No stadium, no more Minnesota Vikings.  Even if you aren't a sports fan, if you live in Minnesota you must realize the millions of dollars in revenue the state will lose if they leave.  Meanwhile the average citizen would feel zero impact in regards to the cost to build it.   The Minnesota Twins got a stadium with out a vote and it has rejuvenated the area and has been a boon for area businesses and the state.  If Minnesota starts to lose professional sports franchises, then Minnesota becomes Iowa -- only colder.

 

The state's top two legislative leaders now want local voters to have a say in a new Minnesota Vikings stadium project, a move that potentially creates a major obstacle for the plan.

"I'd like to see a referendum in Ramsey County," said Senate Majority Leader Amy Koch, R-Buffalo, on Thursday. Koch added that there "should be a referendum" regardless of where the stadium is built.

House Speaker Kurt Zellers, R-Maple Grove, said he also wants a countywide vote wherever the stadium is built. "I like the idea of having a referendum," Zellers said.

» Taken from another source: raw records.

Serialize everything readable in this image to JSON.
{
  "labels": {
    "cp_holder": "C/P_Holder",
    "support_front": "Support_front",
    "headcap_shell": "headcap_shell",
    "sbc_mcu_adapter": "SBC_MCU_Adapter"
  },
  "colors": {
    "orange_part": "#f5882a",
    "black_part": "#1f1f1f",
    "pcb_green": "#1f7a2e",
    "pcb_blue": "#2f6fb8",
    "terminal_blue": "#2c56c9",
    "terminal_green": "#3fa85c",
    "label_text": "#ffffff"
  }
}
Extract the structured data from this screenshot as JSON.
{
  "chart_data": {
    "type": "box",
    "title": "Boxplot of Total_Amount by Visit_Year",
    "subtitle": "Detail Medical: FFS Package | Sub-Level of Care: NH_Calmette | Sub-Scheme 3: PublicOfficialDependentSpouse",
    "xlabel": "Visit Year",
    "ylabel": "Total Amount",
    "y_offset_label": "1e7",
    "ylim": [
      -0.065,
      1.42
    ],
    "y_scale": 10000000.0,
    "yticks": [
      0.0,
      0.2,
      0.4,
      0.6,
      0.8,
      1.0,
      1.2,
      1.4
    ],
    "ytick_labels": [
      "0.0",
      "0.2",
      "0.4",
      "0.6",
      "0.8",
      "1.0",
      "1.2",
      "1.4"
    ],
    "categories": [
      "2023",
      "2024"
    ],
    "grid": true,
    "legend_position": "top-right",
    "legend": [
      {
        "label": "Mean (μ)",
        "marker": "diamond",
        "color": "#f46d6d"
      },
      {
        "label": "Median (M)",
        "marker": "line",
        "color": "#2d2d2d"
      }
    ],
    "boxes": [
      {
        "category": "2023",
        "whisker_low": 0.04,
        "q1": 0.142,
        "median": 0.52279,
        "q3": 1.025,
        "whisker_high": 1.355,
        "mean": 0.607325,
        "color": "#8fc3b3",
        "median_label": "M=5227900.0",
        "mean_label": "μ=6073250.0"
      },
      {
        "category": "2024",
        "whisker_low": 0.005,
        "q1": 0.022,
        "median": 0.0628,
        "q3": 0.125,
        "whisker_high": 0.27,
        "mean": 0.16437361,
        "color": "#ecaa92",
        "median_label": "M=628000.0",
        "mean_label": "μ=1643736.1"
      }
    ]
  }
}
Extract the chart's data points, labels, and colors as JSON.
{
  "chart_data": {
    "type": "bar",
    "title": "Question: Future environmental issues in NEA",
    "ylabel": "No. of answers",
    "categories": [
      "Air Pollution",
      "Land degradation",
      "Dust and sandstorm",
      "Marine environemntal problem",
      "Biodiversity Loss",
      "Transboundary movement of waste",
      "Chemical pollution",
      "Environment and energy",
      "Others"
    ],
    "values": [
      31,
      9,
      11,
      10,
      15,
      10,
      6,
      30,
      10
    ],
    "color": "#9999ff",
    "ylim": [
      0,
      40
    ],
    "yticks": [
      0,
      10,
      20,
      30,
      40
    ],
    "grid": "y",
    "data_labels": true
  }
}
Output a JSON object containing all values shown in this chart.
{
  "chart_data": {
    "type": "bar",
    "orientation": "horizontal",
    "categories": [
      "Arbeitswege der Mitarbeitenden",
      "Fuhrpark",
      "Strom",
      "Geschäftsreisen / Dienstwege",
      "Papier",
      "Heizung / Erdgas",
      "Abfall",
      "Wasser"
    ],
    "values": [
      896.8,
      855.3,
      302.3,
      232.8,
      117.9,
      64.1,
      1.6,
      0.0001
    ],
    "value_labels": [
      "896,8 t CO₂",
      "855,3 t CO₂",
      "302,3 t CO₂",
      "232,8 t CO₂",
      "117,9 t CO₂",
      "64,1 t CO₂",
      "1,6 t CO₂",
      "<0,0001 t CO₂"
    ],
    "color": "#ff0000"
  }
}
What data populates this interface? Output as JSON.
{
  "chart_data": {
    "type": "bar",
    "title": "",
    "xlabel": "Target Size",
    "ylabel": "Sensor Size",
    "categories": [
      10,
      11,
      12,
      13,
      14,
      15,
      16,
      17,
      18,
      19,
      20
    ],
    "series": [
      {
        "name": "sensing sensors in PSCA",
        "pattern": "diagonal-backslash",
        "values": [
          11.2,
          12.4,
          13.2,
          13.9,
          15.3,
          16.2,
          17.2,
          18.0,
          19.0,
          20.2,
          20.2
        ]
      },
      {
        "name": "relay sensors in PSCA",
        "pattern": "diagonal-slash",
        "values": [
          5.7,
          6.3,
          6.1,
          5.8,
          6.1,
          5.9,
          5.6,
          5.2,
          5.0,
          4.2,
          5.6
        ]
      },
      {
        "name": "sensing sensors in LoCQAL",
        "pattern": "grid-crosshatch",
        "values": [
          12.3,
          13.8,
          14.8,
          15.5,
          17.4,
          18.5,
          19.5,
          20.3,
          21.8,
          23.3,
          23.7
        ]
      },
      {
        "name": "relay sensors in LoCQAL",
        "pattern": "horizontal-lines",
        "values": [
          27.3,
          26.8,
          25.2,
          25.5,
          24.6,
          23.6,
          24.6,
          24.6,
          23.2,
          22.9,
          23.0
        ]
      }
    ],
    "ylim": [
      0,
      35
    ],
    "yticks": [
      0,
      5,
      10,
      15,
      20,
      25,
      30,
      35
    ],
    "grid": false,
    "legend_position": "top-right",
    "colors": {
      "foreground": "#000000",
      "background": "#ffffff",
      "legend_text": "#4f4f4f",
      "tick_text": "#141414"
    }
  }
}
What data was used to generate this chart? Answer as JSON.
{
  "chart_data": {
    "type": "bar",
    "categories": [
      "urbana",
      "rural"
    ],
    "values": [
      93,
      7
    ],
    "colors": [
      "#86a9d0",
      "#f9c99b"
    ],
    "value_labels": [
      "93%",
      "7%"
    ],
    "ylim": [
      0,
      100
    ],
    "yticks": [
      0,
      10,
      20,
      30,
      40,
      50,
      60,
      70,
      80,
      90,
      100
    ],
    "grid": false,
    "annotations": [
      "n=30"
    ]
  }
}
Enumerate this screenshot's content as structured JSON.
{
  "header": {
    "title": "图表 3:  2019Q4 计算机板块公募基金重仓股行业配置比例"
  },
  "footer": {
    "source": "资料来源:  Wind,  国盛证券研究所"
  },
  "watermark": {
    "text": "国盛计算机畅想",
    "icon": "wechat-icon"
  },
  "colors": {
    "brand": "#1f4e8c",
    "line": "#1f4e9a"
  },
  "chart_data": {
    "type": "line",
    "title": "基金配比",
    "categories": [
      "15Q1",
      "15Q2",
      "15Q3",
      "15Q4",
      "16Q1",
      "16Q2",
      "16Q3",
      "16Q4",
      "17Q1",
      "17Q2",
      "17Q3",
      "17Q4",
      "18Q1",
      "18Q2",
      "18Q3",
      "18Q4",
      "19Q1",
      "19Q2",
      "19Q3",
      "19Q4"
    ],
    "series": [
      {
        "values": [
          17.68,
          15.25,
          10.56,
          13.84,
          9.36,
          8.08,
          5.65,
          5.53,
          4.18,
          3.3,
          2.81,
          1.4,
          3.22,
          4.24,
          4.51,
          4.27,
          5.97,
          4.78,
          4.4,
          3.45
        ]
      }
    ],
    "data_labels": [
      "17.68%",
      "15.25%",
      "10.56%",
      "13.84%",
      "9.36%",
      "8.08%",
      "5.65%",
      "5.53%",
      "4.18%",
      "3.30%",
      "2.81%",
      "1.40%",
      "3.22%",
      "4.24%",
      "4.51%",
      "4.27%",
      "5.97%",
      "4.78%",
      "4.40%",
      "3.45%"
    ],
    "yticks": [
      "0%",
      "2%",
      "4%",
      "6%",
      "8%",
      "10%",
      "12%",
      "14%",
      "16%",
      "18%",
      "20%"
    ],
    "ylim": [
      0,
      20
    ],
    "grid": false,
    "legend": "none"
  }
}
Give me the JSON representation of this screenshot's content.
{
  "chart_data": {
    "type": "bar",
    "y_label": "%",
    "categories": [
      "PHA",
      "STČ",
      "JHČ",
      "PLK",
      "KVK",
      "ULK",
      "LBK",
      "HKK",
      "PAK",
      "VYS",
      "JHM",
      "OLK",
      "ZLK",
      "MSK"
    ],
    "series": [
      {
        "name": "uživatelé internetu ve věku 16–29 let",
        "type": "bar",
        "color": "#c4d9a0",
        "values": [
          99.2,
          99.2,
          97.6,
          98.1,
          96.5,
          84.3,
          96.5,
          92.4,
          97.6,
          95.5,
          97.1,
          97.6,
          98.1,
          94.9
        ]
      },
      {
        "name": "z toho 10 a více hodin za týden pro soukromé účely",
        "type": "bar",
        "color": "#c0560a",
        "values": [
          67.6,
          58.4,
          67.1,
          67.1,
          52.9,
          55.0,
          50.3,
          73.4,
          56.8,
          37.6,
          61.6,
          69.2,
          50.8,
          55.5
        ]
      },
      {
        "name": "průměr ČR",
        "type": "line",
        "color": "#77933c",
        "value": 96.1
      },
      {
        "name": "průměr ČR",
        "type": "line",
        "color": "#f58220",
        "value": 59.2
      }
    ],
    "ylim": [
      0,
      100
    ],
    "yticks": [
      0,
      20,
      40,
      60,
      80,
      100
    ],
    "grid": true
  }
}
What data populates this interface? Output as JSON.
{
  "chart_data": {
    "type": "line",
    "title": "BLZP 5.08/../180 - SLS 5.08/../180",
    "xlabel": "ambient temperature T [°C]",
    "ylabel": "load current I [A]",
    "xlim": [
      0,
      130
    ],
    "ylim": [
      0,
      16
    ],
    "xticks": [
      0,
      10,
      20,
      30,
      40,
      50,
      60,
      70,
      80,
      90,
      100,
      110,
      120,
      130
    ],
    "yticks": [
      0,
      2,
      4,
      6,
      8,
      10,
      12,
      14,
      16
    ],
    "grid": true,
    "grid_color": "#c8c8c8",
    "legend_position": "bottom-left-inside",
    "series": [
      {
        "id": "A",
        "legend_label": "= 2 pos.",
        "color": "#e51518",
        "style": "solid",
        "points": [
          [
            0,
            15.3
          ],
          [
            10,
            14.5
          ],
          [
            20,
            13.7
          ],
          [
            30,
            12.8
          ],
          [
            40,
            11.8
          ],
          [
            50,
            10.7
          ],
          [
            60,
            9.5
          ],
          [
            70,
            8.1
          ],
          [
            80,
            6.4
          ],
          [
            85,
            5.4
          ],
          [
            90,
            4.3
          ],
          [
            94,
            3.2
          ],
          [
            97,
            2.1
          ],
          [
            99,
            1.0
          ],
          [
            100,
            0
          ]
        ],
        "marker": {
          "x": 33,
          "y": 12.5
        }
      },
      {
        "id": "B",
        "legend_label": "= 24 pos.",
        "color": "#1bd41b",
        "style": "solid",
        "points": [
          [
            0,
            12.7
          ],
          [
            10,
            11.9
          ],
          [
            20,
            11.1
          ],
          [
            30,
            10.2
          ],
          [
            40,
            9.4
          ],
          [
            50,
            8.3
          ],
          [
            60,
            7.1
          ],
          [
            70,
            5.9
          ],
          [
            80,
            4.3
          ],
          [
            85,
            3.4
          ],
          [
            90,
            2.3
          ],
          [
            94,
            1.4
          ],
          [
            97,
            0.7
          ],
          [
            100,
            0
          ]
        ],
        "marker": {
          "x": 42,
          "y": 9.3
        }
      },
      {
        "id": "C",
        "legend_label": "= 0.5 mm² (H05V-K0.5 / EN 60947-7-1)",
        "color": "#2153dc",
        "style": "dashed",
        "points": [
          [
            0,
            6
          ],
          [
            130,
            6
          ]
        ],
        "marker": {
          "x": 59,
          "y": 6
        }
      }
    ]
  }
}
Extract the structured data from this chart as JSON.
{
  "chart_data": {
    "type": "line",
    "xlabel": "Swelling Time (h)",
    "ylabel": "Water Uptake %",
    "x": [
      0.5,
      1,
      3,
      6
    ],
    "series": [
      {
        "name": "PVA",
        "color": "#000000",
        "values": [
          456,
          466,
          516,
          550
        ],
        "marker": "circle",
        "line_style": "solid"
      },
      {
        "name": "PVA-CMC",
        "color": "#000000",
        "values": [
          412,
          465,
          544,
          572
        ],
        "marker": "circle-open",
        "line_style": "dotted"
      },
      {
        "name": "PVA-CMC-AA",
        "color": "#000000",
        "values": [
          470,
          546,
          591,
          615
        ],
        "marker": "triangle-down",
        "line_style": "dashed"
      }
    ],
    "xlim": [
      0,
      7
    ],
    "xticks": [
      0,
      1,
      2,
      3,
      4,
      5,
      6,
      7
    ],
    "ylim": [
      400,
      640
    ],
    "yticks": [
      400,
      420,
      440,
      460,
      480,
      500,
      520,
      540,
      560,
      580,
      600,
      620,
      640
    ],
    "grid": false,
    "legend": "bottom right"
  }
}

The owners of the Vikings have an agreement with Ramsey County officials to build a more than $1 billion stadium at the old U.S. Army munitions plant in Arden Hills. But stadium backers believe that voters would be likely to reject a countywide half-cent sales tax planned to fund the project.

"I think that puts the kibosh on the stadium project," said Republican Rep. Morrie Lanning, the chief House author of the stadium proposal. Nodding to the team's lease at the Metrodome that expires after this year, he added: "The Vikings will be sold, and they will move."

Lanning said the chances of a special legislative session this year for a Vikings stadium subsidy package are now "slim."

He said there is no longer enough time to resolve the project's financing package and surrounding road issues and then round up the votes needed for passage.

Instead, the stadium plan would probably have to wait until legislators convene in late January, Lanning said.

"The reality is, it's too late to do a referendum this year," said Lanning, of Moorhead. "If you do a referendum next year, you can just about [say] goodbye to any hopes on the stadium."

The referendum positions taken by Koch and Zellers are the latest in a string of seesaw stadium developments this week, including word that the Vikings might be willing to raise their financial stake in a new stadium and Gov. Mark Dayton's openness to allowing Ramsey County voters to weigh in on the proposal.

Koch dismissed the idea that requiring a referendum would in effect doom the project, although polls have consistently shown that public subsidies for a Vikings stadium are opposed by a large majority of Minnesotans. "I don't necessarily buy that," she said.

A Vikings stadium proposal introduced earlier this year -- and led by Lanning and Sen. Julie Rosen, R-Fairmont -- would have allowed a county to go ahead with the project without a referendum.